I thought about everything this man had given me. The discipline. The skills. The ability to survive in a world that wanted to destroy me. For years, I’d followed his orders without question. Killed who he told me to kill. Protected what he told me to protect. Been the perfect soldier.
But that was before Zainab. Before Yusef. Before I understood that there was more to life than power and control and the endless accumulation of bodies and money.
I wasn’t that soldier anymore.
“I’m going to take him back.” I stood up from the booth, looking down at the man who’d shaped me into a weapon. “Yusef is coming home. And anyone standing in my way gets dealt with.”
Rashid didn’t flinch. Just looked up at me with something like amusement.

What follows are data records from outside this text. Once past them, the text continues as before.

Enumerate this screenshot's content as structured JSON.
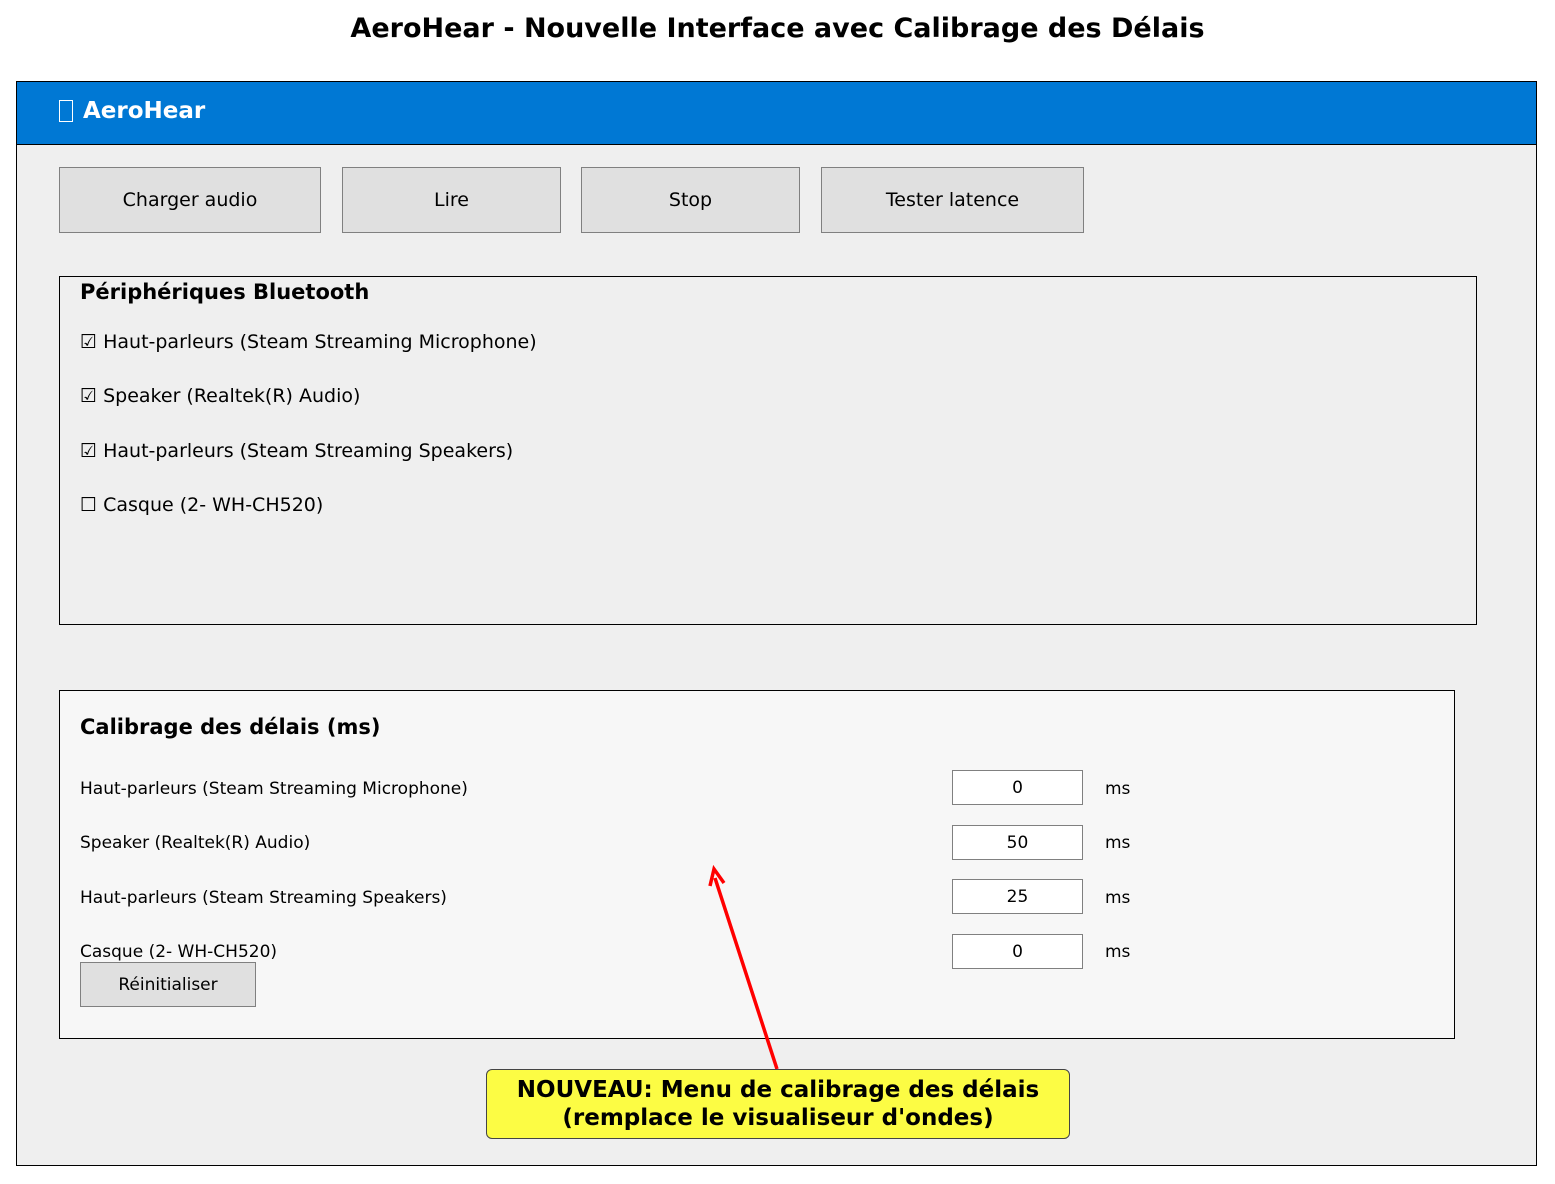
{
  "figure": {
    "title": "AeroHear - Nouvelle Interface avec Calibrage des Délais"
  },
  "window": {
    "title": "AeroHear",
    "icon": "speaker-icon",
    "accent_color": "#0078d4"
  },
  "toolbar": {
    "load_label": "Charger audio",
    "play_label": "Lire",
    "stop_label": "Stop",
    "latency_label": "Tester latence"
  },
  "bluetooth": {
    "title": "Périphériques Bluetooth",
    "devices": [
      {
        "checkbox": "☑",
        "label": "Haut-parleurs (Steam Streaming Microphone)",
        "checked": true
      },
      {
        "checkbox": "☑",
        "label": "Speaker (Realtek(R) Audio)",
        "checked": true
      },
      {
        "checkbox": "☑",
        "label": "Haut-parleurs (Steam Streaming Speakers)",
        "checked": true
      },
      {
        "checkbox": "☐",
        "label": "Casque (2- WH-CH520)",
        "checked": false
      }
    ]
  },
  "calibration": {
    "title": "Calibrage des délais (ms)",
    "rows": [
      {
        "label": "Haut-parleurs (Steam Streaming Microphone)",
        "value": "0",
        "unit": "ms"
      },
      {
        "label": "Speaker (Realtek(R) Audio)",
        "value": "50",
        "unit": "ms"
      },
      {
        "label": "Haut-parleurs (Steam Streaming Speakers)",
        "value": "25",
        "unit": "ms"
      },
      {
        "label": "Casque (2- WH-CH520)",
        "value": "0",
        "unit": "ms"
      }
    ],
    "reset_label": "Réinitialiser"
  },
  "callout": {
    "line1": "NOUVEAU: Menu de calibrage des délais",
    "line2": "(remplace le visualiseur d'ondes)",
    "background_color": "#fcfc44",
    "arrow_color": "#ff0000"
  }
}
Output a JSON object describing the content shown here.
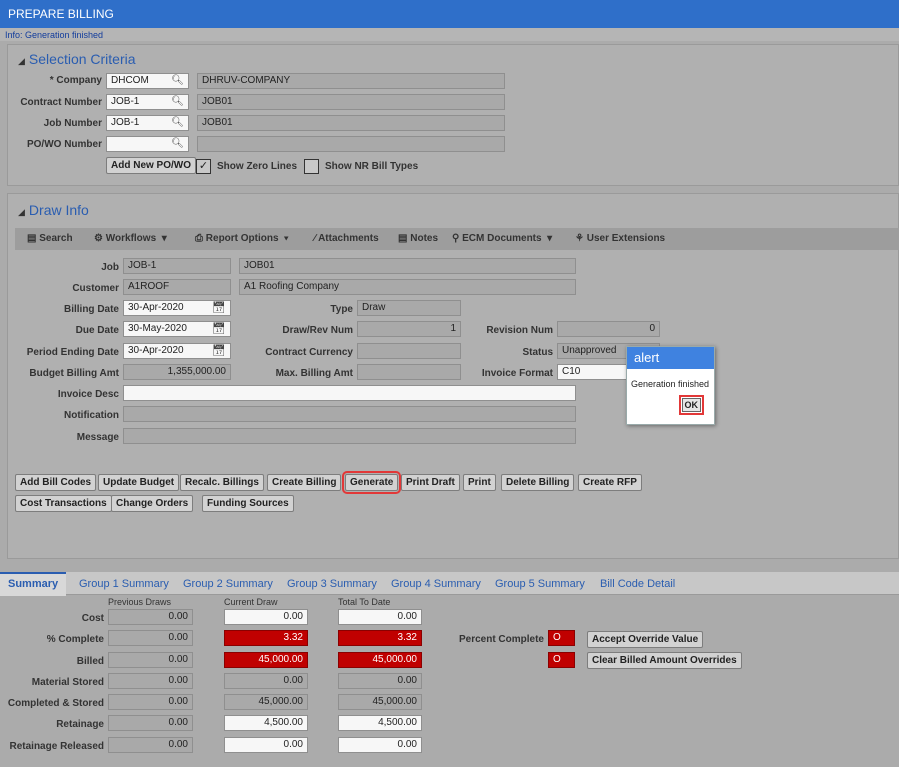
{
  "app": {
    "title": "PREPARE BILLING",
    "info": "Info: Generation finished"
  },
  "selection": {
    "title": "Selection Criteria",
    "company_label": "* Company",
    "company": "DHCOM",
    "company_name": "DHRUV-COMPANY",
    "contract_label": "Contract Number",
    "contract": "JOB-1",
    "contract_name": "JOB01",
    "job_label": "Job Number",
    "job": "JOB-1",
    "job_name": "JOB01",
    "powo_label": "PO/WO Number",
    "powo": "",
    "powo_name": "",
    "add_powo": "Add New PO/WO",
    "show_zero_lines": "Show Zero Lines",
    "show_zero_lines_checked": "✓",
    "show_nr_bill": "Show NR Bill Types"
  },
  "draw": {
    "title": "Draw Info",
    "toolbar": {
      "search": "Search",
      "workflows": "Workflows",
      "report_options": "Report Options",
      "attachments": "Attachments",
      "notes": "Notes",
      "ecm": "ECM Documents",
      "user_ext": "User Extensions"
    },
    "job_label": "Job",
    "job": "JOB-1",
    "job_name": "JOB01",
    "customer_label": "Customer",
    "customer": "A1ROOF",
    "customer_name": "A1 Roofing Company",
    "billing_date_label": "Billing Date",
    "billing_date": "30-Apr-2020",
    "type_label": "Type",
    "type": "Draw",
    "due_date_label": "Due Date",
    "due_date": "30-May-2020",
    "drawrev_label": "Draw/Rev Num",
    "drawrev": "1",
    "revision_label": "Revision Num",
    "revision": "0",
    "period_label": "Period Ending Date",
    "period": "30-Apr-2020",
    "currency_label": "Contract Currency",
    "currency": "",
    "status_label": "Status",
    "status": "Unapproved",
    "budget_label": "Budget Billing Amt",
    "budget": "1,355,000.00",
    "maxbill_label": "Max. Billing Amt",
    "maxbill": "",
    "format_label": "Invoice Format",
    "format": "C10",
    "invdesc_label": "Invoice Desc",
    "invdesc": "",
    "notif_label": "Notification",
    "notif": "",
    "message_label": "Message",
    "message": "",
    "buttons": {
      "add_bill_codes": "Add Bill Codes",
      "update_budget": "Update Budget",
      "recalc": "Recalc. Billings",
      "create_billing": "Create Billing",
      "generate": "Generate",
      "print_draft": "Print Draft",
      "print": "Print",
      "delete_billing": "Delete Billing",
      "create_rfp": "Create RFP",
      "cost_trans": "Cost Transactions",
      "change_orders": "Change Orders",
      "funding": "Funding Sources"
    }
  },
  "tabs": [
    "Summary",
    "Group 1 Summary",
    "Group 2 Summary",
    "Group 3 Summary",
    "Group 4 Summary",
    "Group 5 Summary",
    "Bill Code Detail"
  ],
  "summary": {
    "col_prev": "Previous Draws",
    "col_curr": "Current Draw",
    "col_total": "Total To Date",
    "rows": [
      {
        "label": "Cost",
        "prev": "0.00",
        "curr": "0.00",
        "total": "0.00"
      },
      {
        "label": "% Complete",
        "prev": "0.00",
        "curr": "3.32",
        "total": "3.32"
      },
      {
        "label": "Billed",
        "prev": "0.00",
        "curr": "45,000.00",
        "total": "45,000.00"
      },
      {
        "label": "Material Stored",
        "prev": "0.00",
        "curr": "0.00",
        "total": "0.00"
      },
      {
        "label": "Completed & Stored",
        "prev": "0.00",
        "curr": "45,000.00",
        "total": "45,000.00"
      },
      {
        "label": "Retainage",
        "prev": "0.00",
        "curr": "4,500.00",
        "total": "4,500.00"
      },
      {
        "label": "Retainage Released",
        "prev": "0.00",
        "curr": "0.00",
        "total": "0.00"
      }
    ],
    "percent_complete_label": "Percent Complete",
    "flag1": "O",
    "flag2": "O",
    "accept_override": "Accept Override Value",
    "clear_billed": "Clear Billed Amount Overrides"
  },
  "alert": {
    "title": "alert",
    "message": "Generation finished",
    "ok": "OK"
  }
}
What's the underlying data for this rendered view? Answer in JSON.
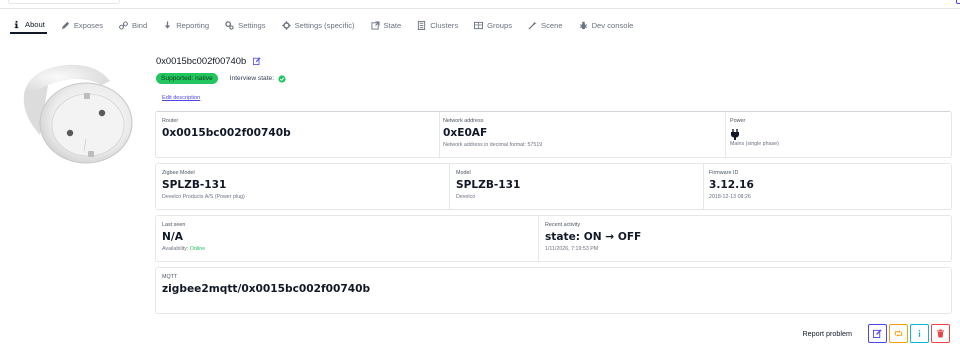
{
  "tabs": [
    {
      "label": "About",
      "icon": "info-icon",
      "active": true
    },
    {
      "label": "Exposes",
      "icon": "pencil-icon"
    },
    {
      "label": "Bind",
      "icon": "link-icon"
    },
    {
      "label": "Reporting",
      "icon": "download-icon"
    },
    {
      "label": "Settings",
      "icon": "cogs-icon"
    },
    {
      "label": "Settings (specific)",
      "icon": "gear-icon"
    },
    {
      "label": "State",
      "icon": "external-link-icon"
    },
    {
      "label": "Clusters",
      "icon": "server-icon"
    },
    {
      "label": "Groups",
      "icon": "table-icon"
    },
    {
      "label": "Scene",
      "icon": "magic-wand-icon"
    },
    {
      "label": "Dev console",
      "icon": "bug-icon"
    }
  ],
  "device": {
    "title": "0x0015bc002f00740b",
    "supported_badge": "Supported: native",
    "interview_label": "Interview state:",
    "edit_description": "Edit description"
  },
  "router": {
    "label": "Router",
    "value": "0x0015bc002f00740b"
  },
  "network": {
    "label": "Network address",
    "value": "0xE0AF",
    "sub": "Network address in decimal format: 57519"
  },
  "power": {
    "label": "Power",
    "sub": "Mains (single phase)"
  },
  "zigbee_model": {
    "label": "Zigbee Model",
    "value": "SPLZB-131",
    "sub": "Develco Products A/S (Power plug)"
  },
  "model": {
    "label": "Model",
    "value": "SPLZB-131",
    "sub": "Develco"
  },
  "firmware": {
    "label": "Firmware ID",
    "value": "3.12.16",
    "sub": "2018-12-13 08:26"
  },
  "last_seen": {
    "label": "Last seen",
    "value": "N/A",
    "availability_label": "Availability:",
    "availability_value": "Online"
  },
  "recent": {
    "label": "Recent activity",
    "value": "state: ON → OFF",
    "sub": "1/11/2026, 7:19:53 PM"
  },
  "mqtt": {
    "label": "MQTT",
    "value": "zigbee2mqtt/0x0015bc002f00740b"
  },
  "footer": {
    "report_label": "Report problem"
  },
  "colors": {
    "accent": "#4f46e5",
    "success": "#22c55e",
    "warning": "#f59e0b",
    "info": "#06b6d4",
    "danger": "#ef4444"
  }
}
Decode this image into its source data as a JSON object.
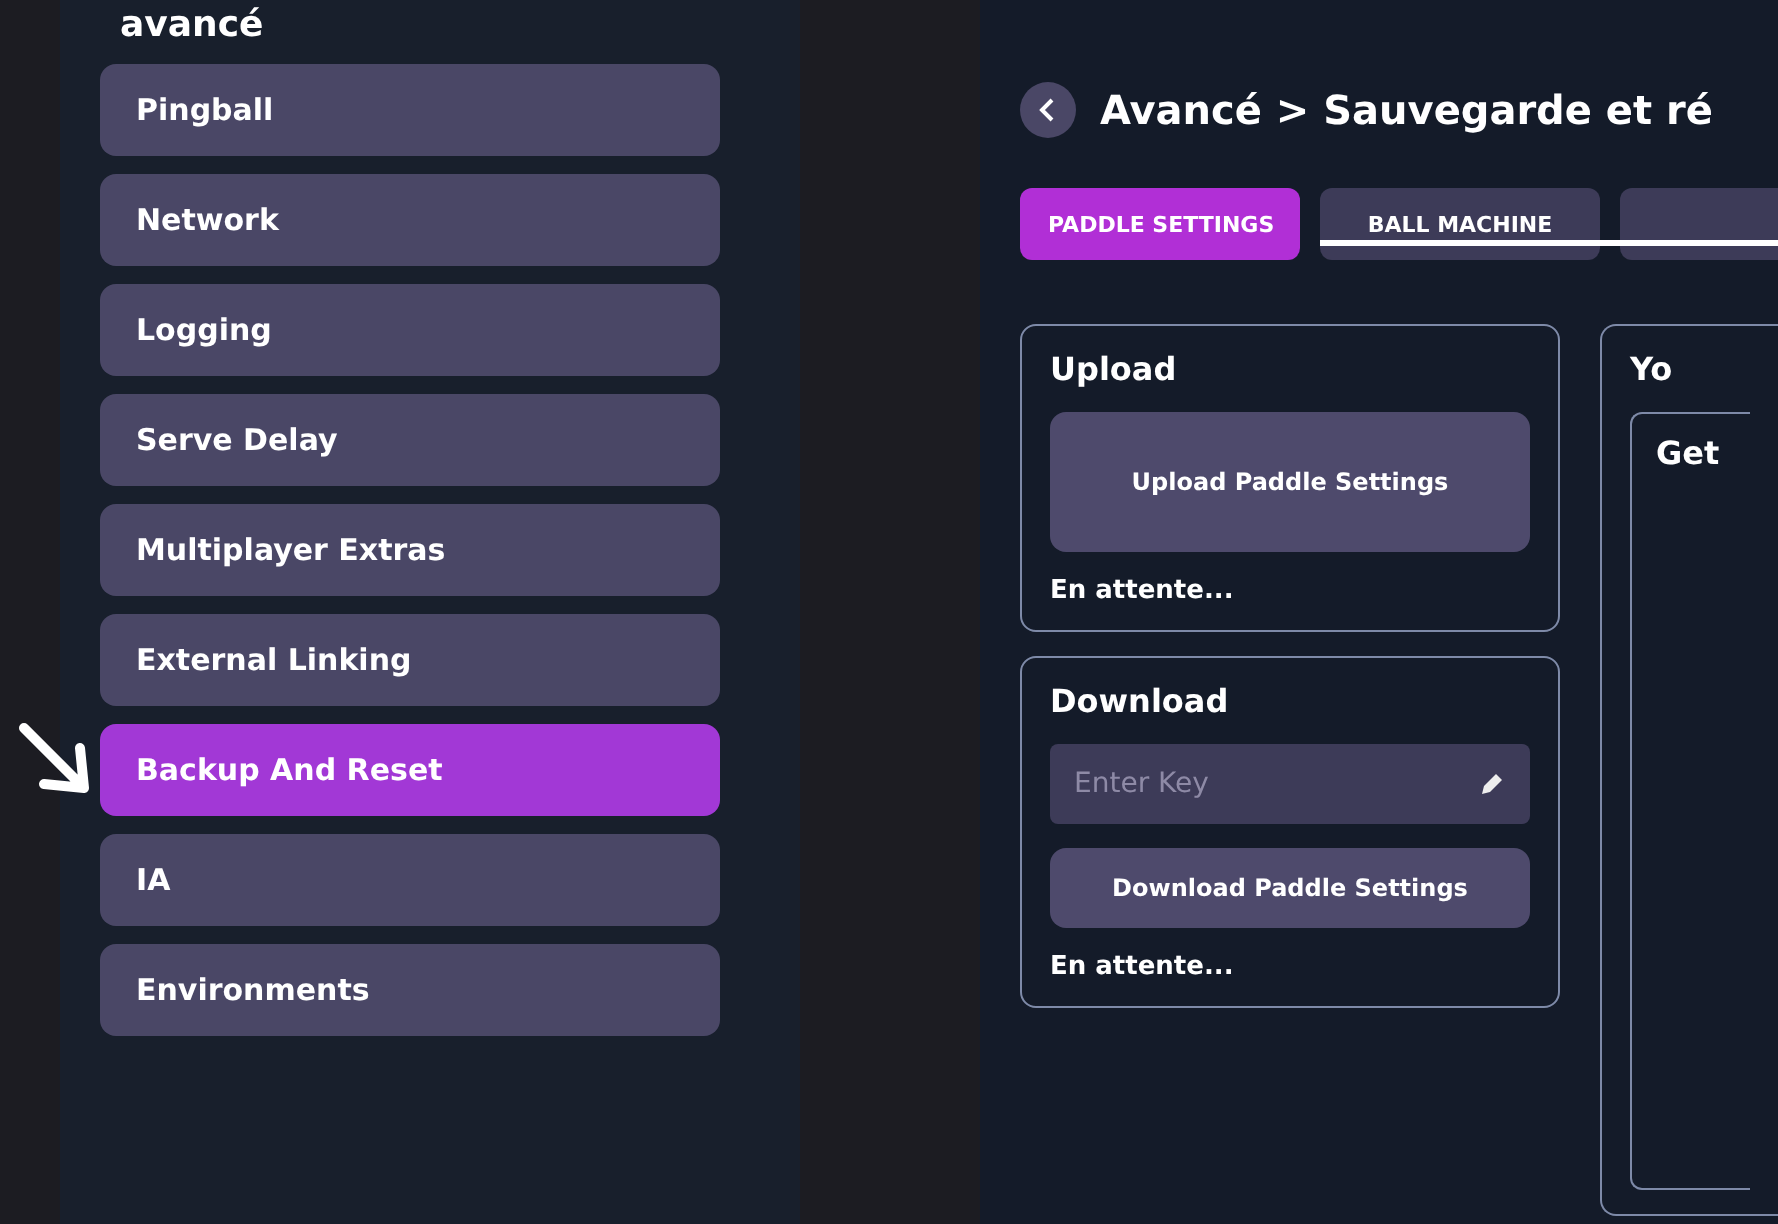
{
  "sidebar": {
    "title": "avancé",
    "items": [
      {
        "label": "Pingball",
        "selected": false
      },
      {
        "label": "Network",
        "selected": false
      },
      {
        "label": "Logging",
        "selected": false
      },
      {
        "label": "Serve Delay",
        "selected": false
      },
      {
        "label": "Multiplayer Extras",
        "selected": false
      },
      {
        "label": "External Linking",
        "selected": false
      },
      {
        "label": "Backup And Reset",
        "selected": true
      },
      {
        "label": "IA",
        "selected": false
      },
      {
        "label": "Environments",
        "selected": false
      }
    ]
  },
  "panel": {
    "title": "Avancé > Sauvegarde et ré",
    "tabs": [
      {
        "label": "PADDLE SETTINGS",
        "selected": true
      },
      {
        "label": "BALL MACHINE",
        "selected": false
      },
      {
        "selected": false
      }
    ],
    "upload": {
      "heading": "Upload",
      "button": "Upload Paddle Settings",
      "status": "En attente..."
    },
    "download": {
      "heading": "Download",
      "key_field": {
        "placeholder": "Enter Key"
      },
      "button": "Download Paddle Settings",
      "status": "En attente..."
    },
    "side_card": {
      "heading": "Yo",
      "inner_heading": "Get"
    }
  }
}
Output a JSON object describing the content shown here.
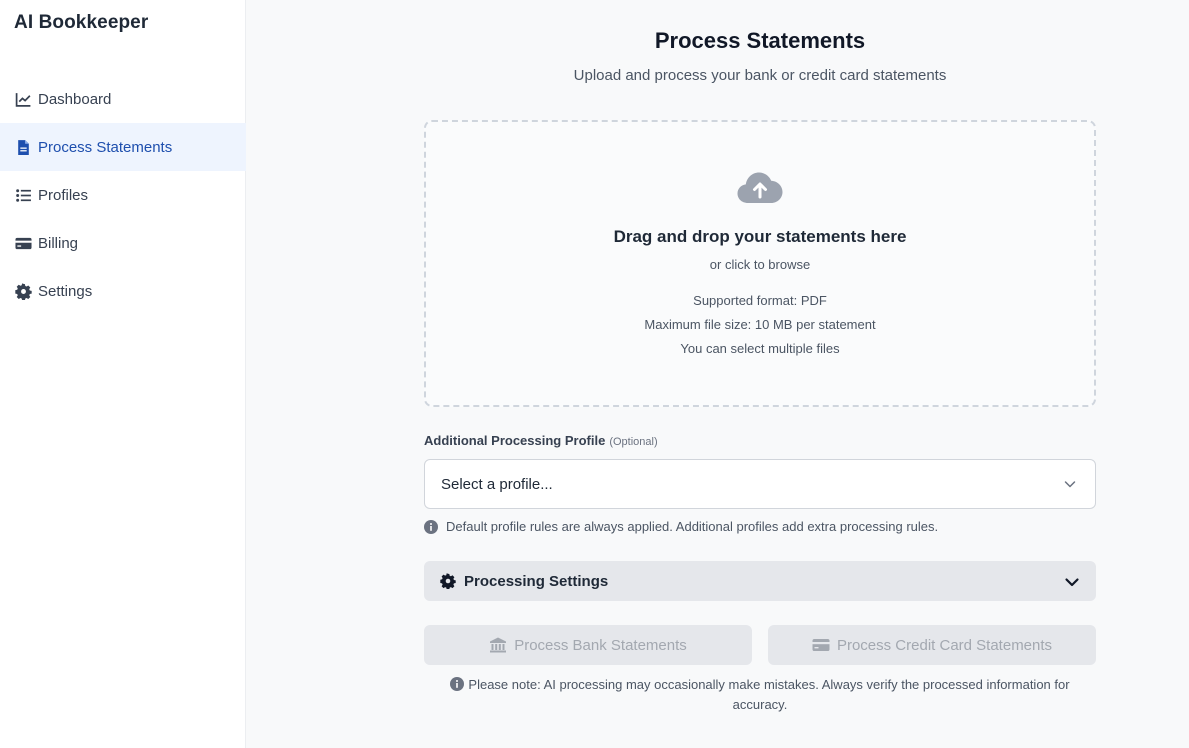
{
  "app": {
    "title": "AI Bookkeeper"
  },
  "sidebar": {
    "items": [
      {
        "label": "Dashboard",
        "icon": "chart-line-icon"
      },
      {
        "label": "Process Statements",
        "icon": "document-icon",
        "active": true
      },
      {
        "label": "Profiles",
        "icon": "list-icon"
      },
      {
        "label": "Billing",
        "icon": "credit-card-icon"
      },
      {
        "label": "Settings",
        "icon": "gear-icon"
      }
    ]
  },
  "main": {
    "title": "Process Statements",
    "subtitle": "Upload and process your bank or credit card statements",
    "dropzone": {
      "title": "Drag and drop your statements here",
      "browse": "or click to browse",
      "format": "Supported format: PDF",
      "max_size": "Maximum file size: 10 MB per statement",
      "multiple": "You can select multiple files"
    },
    "profile": {
      "label": "Additional Processing Profile",
      "optional": "(Optional)",
      "placeholder": "Select a profile...",
      "hint": "Default profile rules are always applied. Additional profiles add extra processing rules."
    },
    "settings": {
      "label": "Processing Settings"
    },
    "buttons": {
      "bank": "Process Bank Statements",
      "credit_card": "Process Credit Card Statements"
    },
    "note": "Please note: AI processing may occasionally make mistakes. Always verify the processed information for accuracy."
  },
  "colors": {
    "active_bg": "#eef4fe",
    "active_text": "#1e4fae",
    "disabled_button_bg": "#e5e7eb",
    "disabled_button_text": "#a3a8b0"
  }
}
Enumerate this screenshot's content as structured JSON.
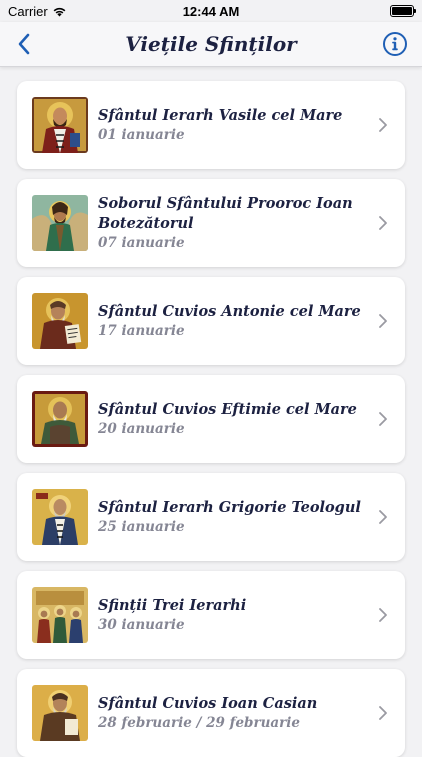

“Is that a threat, Prentice?”
“It’s a promise.”
“You think you can win a war against me?” He chuckled, shaking his head. “I taught you everything you know.”
I buttoned my jacket and straightened my cuffs. Took one last look at the man who’d raised me from nothing and turned me into something.
“You taught me everything you know,” I agreed. “But not everything I’ve learned.”
I turned and walked out into the cold December air without looking back.
Rashid thought he knew me. Thought I was still the obedient soldier who followed orders and stayed in his lane. Thought the years of training had made me predictable.
He was about to find out how wrong he was.